A spokesperson for the city’s parks department confirmed they were aware of the trackers, which violate the city’s law against defacing trees. But that hasn’t stopped private companies, some of whom are contracted by the city, from taking advantage of the urban forestry. And it appears unlikely the city will issue violations, according to the parks department.

“Sometimes in Manhattan, there’s no place to put anything,” said Evans Imafidon, the CEO of Kings Security Service, a Bronx-based contractor that provides security to both luxury apartments and city buildings.

The firm has installed half-dollar-sized badges on at least 10 trees – gingkos, honey locusts, and pin oaks among them – that line the streets surrounding a middle school construction site in Alphabet City.

“It’s good exercise,” said the site’s guard, Joseph Taylor, as he stepped over piles of trash and rat-infested tree pits to reach the checkpoints.
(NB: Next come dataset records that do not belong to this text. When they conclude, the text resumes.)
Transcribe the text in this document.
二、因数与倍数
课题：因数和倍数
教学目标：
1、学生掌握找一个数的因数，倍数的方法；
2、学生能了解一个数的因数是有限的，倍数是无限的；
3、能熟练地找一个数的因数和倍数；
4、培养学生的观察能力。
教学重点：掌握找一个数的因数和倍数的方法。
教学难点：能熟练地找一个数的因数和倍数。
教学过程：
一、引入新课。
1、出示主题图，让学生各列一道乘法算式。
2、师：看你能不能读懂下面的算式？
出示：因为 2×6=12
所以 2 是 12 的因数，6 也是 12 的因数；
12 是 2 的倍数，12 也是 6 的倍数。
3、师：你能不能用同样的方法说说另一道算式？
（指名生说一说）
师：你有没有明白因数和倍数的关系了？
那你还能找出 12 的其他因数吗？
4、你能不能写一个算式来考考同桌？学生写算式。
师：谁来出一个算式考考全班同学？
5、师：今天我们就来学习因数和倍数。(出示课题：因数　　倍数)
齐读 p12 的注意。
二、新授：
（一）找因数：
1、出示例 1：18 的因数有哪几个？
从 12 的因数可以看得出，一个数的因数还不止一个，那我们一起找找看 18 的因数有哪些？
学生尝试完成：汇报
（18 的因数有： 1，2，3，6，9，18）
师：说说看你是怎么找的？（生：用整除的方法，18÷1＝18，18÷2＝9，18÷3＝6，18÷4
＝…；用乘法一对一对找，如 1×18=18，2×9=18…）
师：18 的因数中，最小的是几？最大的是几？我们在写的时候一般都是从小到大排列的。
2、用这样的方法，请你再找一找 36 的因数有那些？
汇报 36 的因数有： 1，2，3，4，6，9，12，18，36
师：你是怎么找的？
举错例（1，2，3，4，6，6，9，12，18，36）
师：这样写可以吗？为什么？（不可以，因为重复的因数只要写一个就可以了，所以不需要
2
His main responsibilities, he said, were keeping trespassers out of the school and deterring homeless people from lying on the sidewalks.

Roughly a mile west, the Bowery Residents’ Committee, a homeless services provider, has taken a similar approach to sidewalk security. Over the summer, trees on the four blocks surrounding the building received white buttons, according to employees who said they are expected to scan them on nightly patrols.

Muzzy Rosenblatt, the executive director of the BRC, said the security posts were part of the shelter’s “good neighbor program,” which aims to assure nearby residents that the provider is keeping a close watch over the street. He said it was a mistake to use the surface of trees for the program.

“We've been doing this for years, this is just the use of a new technology,” he said. “We're there encouraging positive behavior, discouraging negative behavior, looking out for the welfare of our clients and the community.”

Jeremiah Moss, a writer and local resident who spotted the Bowery badges last month, said he felt uneasy about the surveillance system.

“It’s the creep of privatization and policing, a sense of entitlement to encroach on public space,” he said. “Those buttons aren’t just little buttons, they’re another link in the chain.”

Following a post on Instagram and Gothamist’s inquiries, at least one of the devices was removed from the Bowery, according to Crystal Howard, a spokesperson for the parks department. She said it did not appear the tree suffered any significant damage.

Indeed, many of New York’s street tree species were specifically selected for their resilience to foreign substances, such as urine, according to arborist Alec Baxt.

The trackers that remain will eventually be subsumed by their hosts as part of a complex sealing process that protects the rest of the tree from further decay.

“It’s one more human invention that will be swallowed by time and nature,” Baxt said. “Then what happens to worker productivity?”

This story has been updated with additional information.

Correction: A previous version of this story misspelled Justin Rawson's name.